The history of the financial crisis tells a disturbing tale for those who hold dear prosperity and democracy.
Although this should have been the moment for representative governments to rise to the occasion, too often political leaders failed to take the actions needed to preserve the welfare of those who elected them. The institutions that did the most to help economies recover were the most technocratic and without a direct popular mandate: the central banks.
The feeble response by democratically elected government, and the resulting ascent of the central banks, has produced two results. Mainstream politicians have squandered their moral authority, giving rise to populist forces both in Europe and in the US.
Meanwhile, the world’s leading monetary authorities have faced accusations of overreach, which will not go away so long as central bankers keep the powers and the instruments they have obtained. As Paul Tucker, a former deputy governor at the Bank of England, has written in a new book, “Unelected Power,” “Central bankers have become ‘overmighty citizens’ of whom too much is expected.”
From Japan to the US, central banks around the rich world slashed interest rates and bought vast amounts of assets as they sought to ward off deflation and restore growth. It has taken some time for this flood of cheap money to generate enough growth to heal the post-recession wounds, particularly in the euro zone. But most economists agree that in the absence of decisive intervention by the world’s leading monetary authorities, the Great Recession would have been much worse and lasted longer.
The record of democratically elected governments during the crisis was, by comparison, a lot patchier. True, after the initial decision to let Lehman Brothers fail, the US moved swiftly to recapitalize its banks and to provide fiscal stimulus to the economy. However, in other developed economies the reaction was less decisive: In the UK, for example, the Labor administration initially passed a program of spending increases and tax cuts to help restore the economy to health. However, this was quickly withdrawn by the coalition government of the Liberal Democrats and the Conservatives, who embarked on a punishing austerity drive that delayed the recovery.
The European Central Bank didn't exactly shine in its initial response to the crisis. Under Jean-Claude Trichet, the ECB chose not to embark on a large-scale asset purchase program, caving in to opposition from Germany. In 2011, it increased interest rates twice — a move that is now widely judged to have been premature and may have contributed to worsening the incipient sovereign-debt crisis.
However, as soon as Mario Draghi took over from Trichet, the ECB shifted gear. The new president quickly moved to soothe fears that the euro could collapse, famously saying that the central bank would do “whatever it takes” to keep the single currency intact.
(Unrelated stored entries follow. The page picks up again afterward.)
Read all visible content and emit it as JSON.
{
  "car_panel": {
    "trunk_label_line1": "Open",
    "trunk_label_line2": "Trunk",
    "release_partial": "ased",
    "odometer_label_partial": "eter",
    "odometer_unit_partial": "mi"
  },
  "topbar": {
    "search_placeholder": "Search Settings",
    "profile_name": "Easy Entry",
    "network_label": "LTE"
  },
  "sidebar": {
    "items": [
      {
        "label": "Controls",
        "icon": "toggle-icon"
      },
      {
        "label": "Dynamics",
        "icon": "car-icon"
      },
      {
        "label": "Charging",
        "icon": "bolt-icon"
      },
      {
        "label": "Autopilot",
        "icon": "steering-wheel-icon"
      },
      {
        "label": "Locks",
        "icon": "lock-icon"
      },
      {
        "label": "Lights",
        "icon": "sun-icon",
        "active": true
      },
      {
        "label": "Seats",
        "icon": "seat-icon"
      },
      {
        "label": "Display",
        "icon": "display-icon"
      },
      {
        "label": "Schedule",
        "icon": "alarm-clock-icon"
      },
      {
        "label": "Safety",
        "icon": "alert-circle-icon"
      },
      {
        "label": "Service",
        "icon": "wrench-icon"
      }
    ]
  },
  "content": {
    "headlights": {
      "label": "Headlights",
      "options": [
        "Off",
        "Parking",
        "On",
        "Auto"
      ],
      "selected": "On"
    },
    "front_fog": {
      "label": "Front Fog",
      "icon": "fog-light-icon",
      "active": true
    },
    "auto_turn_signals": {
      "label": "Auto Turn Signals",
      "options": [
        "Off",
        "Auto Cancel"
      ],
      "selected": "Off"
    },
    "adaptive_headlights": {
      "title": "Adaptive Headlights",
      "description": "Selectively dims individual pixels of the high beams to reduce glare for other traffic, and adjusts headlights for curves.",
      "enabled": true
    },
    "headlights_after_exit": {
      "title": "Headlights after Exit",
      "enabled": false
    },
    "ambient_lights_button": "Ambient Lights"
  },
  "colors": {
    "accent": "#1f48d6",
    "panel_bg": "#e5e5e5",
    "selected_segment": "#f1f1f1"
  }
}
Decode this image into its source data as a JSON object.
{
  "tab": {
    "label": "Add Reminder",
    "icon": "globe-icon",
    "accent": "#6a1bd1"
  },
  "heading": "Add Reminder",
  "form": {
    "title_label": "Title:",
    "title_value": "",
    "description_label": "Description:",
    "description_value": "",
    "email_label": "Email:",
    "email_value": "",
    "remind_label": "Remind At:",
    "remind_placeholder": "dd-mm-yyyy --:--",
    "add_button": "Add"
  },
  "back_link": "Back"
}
This calmed markets and helped the euro zone climb back from the economic crisis. The ECB then embarked on a program of quantitative easing, which avoided the risk of a deflationary spiral. If the euro zone is now finally in full recovery mode, the merits belong largely to its central bank.
Unlike the ECB, politicians did little to shake off their torpor. At the height of the sovereign debt crisis, troubled governments in countries such as Spain, Italy or Greece had to tighten their fiscal belts as they faced skyrocketing borrowing rates. Germany should have provided more fiscal stimulus for longer: Some of it would have spilled over to its euro-zone partners via higher exports, which would have helped to limit the extent of the recession.
Other countries shied away from passing much-needed structural reforms to boost the economy’s growth potential: In particular, Italy did little to reform its snail-paced justice system and public administration, which to this date severely limits its ability to attract foreign and domestic investment.
Supporters of democratic institutions could argue that the problem is not democracy per se, but the quality of politicians. Maybe Angela Merkel, the German chancellor, was just not brave enough to embark on a prolonged fiscal stimulus. Similarly, Mario Monti, Italy's prime minister at the height of the crisis, was quick in putting the public finances in order, passing a landmark pension reform, but then lacked the political courage to take steps that would boost his country’s competitiveness.
However, the problem limiting the ability of rich democracies to intervene in a crisis run deeper than a lack of leadership. Government debt levels have soared to almost 90 percent of gross domestic product in the euro area and more than 100 percent in the US, which severely limits the room to boost spending and cutting taxes during a future recession. Of course, this doesn’t mean that politicians cannot intervene if the necessity arises. However, they still need the crucial support of their central bankers, who will need to slash interest rates and, perhaps, restart their program of quantitative easing to keep borrowing costs low.
So the power of central bankers is here to stay. When the next crisis hits, politicians — even those with popular mandates — will depend more than ever upon the whims of unelected technocrats.